Aziri e quel pugno: «Ho sbagliato, giusto che sia fuori rosa»
Domenica durante Bedizzolese-Calvina, sugli spalti e in campo è successo di tutto un po'. Rissa in tribuna e tensioni in campo, sfociate al 52'st nel pugno sferrato dal portiere locale Nedzbedin Aziri all'attaccante ospite Nicola Andreoli, dopo che per altro il padre dell'atleta di origini macedoni, coinvolto negli scontri sugli spalti era stato condotto in ospedale.
Ora il giovane portiere, scemata l'adrenalina di quegli istanti, non nasconde l'imbarazzo per l'accaduto. E non esita a scusarsi e a incassare la scelta della Bedizzolese di metterlo fuori rosa come una scelta giusta. «Ho solo voglia di staccare da tutto: mi si è chiusa la vena, non ho giustificazioni e bene ha fatto la società a mettermi fuori rosa».
Al centro dell’episodio della domenica, Nedzbedin Aziri non cerca scuse. Ma cosa è successo?

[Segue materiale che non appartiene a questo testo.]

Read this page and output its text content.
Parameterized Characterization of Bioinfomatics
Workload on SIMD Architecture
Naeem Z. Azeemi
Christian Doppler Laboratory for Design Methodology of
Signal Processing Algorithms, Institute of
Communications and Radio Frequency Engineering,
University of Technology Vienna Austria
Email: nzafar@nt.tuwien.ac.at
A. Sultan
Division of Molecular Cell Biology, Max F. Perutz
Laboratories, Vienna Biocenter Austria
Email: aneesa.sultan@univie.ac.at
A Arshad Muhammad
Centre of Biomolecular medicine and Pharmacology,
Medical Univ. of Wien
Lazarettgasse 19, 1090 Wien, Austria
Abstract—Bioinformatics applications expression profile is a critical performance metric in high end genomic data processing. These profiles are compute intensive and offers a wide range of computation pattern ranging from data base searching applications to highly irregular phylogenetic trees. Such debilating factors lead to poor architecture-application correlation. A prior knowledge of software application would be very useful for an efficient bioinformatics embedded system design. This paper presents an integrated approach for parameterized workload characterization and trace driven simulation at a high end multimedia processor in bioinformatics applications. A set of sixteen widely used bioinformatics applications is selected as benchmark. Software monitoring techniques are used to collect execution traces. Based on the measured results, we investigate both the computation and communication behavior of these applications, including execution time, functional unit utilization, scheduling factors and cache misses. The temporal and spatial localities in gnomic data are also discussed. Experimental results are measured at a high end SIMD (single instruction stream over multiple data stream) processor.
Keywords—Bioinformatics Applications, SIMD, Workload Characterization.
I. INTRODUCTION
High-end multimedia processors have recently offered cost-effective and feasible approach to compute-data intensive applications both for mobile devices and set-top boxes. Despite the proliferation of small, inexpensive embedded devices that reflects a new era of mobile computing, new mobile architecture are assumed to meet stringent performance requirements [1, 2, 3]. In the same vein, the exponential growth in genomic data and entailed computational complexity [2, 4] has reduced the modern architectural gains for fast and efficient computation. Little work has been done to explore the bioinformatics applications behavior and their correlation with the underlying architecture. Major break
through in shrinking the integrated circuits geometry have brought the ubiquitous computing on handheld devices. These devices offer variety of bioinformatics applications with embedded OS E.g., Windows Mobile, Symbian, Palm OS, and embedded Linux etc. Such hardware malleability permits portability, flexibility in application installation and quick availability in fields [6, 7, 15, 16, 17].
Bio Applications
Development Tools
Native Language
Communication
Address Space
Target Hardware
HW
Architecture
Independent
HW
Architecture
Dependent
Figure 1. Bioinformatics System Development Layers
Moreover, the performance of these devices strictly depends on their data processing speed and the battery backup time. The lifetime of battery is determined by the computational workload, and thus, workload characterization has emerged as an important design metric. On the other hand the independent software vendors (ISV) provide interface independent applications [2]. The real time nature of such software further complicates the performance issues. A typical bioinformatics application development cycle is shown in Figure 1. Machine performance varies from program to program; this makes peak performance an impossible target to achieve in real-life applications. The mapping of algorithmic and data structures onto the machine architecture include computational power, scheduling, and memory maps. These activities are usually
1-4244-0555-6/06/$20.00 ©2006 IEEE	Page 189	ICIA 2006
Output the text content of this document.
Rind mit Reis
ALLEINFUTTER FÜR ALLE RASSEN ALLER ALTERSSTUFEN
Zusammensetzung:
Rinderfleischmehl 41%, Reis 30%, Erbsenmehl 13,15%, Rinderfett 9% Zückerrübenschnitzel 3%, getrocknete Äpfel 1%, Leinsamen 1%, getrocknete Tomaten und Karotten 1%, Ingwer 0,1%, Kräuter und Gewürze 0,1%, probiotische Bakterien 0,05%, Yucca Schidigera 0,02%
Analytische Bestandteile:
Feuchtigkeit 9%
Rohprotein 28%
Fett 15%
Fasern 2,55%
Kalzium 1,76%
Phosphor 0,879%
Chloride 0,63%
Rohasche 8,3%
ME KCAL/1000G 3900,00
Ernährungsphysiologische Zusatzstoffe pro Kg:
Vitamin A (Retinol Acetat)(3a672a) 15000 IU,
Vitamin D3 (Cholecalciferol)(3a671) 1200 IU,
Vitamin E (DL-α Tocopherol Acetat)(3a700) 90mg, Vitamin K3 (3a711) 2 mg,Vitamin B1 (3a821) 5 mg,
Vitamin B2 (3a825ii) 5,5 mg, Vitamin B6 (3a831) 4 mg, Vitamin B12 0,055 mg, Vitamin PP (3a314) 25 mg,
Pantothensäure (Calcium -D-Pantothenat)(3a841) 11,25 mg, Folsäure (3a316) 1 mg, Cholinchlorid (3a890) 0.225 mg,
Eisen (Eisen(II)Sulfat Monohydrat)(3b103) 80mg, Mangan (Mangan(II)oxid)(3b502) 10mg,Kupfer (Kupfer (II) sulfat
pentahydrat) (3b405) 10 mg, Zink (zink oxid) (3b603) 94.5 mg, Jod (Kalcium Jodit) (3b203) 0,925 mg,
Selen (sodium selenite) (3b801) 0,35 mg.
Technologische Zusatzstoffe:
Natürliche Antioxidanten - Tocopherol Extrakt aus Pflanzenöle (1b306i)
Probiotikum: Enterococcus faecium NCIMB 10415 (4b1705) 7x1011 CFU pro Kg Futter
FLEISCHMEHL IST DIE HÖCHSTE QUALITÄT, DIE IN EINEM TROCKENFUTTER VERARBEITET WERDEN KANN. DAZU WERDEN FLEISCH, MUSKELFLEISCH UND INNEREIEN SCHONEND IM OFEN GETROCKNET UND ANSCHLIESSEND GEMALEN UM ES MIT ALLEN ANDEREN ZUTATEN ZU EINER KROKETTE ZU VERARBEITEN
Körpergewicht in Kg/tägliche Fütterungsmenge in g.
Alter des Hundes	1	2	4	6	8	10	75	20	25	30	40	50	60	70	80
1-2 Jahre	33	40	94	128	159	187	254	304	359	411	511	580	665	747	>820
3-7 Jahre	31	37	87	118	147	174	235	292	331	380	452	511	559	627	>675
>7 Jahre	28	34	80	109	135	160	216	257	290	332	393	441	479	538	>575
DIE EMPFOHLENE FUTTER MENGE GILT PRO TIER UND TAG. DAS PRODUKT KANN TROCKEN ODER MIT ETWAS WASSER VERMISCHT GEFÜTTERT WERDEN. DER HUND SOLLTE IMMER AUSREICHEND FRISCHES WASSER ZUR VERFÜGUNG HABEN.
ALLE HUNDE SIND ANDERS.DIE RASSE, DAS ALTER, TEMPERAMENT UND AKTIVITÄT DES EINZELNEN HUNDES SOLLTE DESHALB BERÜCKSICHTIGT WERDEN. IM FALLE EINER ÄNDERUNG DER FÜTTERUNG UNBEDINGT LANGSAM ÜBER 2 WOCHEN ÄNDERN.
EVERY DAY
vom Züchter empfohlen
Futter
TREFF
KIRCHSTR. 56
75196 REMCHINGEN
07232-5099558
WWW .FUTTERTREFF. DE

«Nulla che possa spiegare il mio gesto, che ha danneggiato la Bedizzolese dal punto di vista sportivo, perché quel pugno ha portato al rigore del 2-2, e che soprattutto ha infangato il nome del club. Mi spiace per la Bedizzolese, per la Calvina, per il bel match che stavamo giocando. E ovviamente per Andreoli: non ho il suo numero, altrimenti lo avrei chiamato. Spero gli arrivino da qui le mie scuse».
Davvero nessuna provocazione?
«In una mischia al 91’ in area di rigore, con il risultato in bilico, qualche parola può volare. Ma nulla di particolarmente grave, e comunque non sufficiente a giustificare quello che ho fatto. Non sono un calciatore scorretto, purtroppo ho perso la testa: so che ora sono marchiato, ma spero che questi mesi lontano dal campo, senza dubbio sofferti, possano aiutarmi a maturare».
C’è chi ha collegato la rissa in campo con la preoccupazione dovuta alla medicazione subita dal padre di Aziri in tribuna. C’è del vero?
«No, sarei un ipocrita a giustificarmi così: quando sei in campo sei concentrato su quanto avviene sul rettangolo verde. Ho saputo della disavventura di mio padre, ma ora non ricordo nemmeno se sono stato informato prima o dopo quel maledetto pugno».
Qual è il rammarico maggiore?
«Riguarda il messaggio che ho dato: si dice sempre che i vecchi e i calciatori maturi devono dare l’esempio. Ma anche noi giovani non possiamo macchiarci di questi gesti. Peraltro ho colpito un ragazzo che avrà vent’anni come me (Andreoli ne ha 25, ndr): mi sono accorto già la sera stessa della stupidata commessa. E me la prendo solo con me stesso: arbitro e club, con due punizioni diverse, una sportiva e l’altra disciplinare, hanno scelto bene».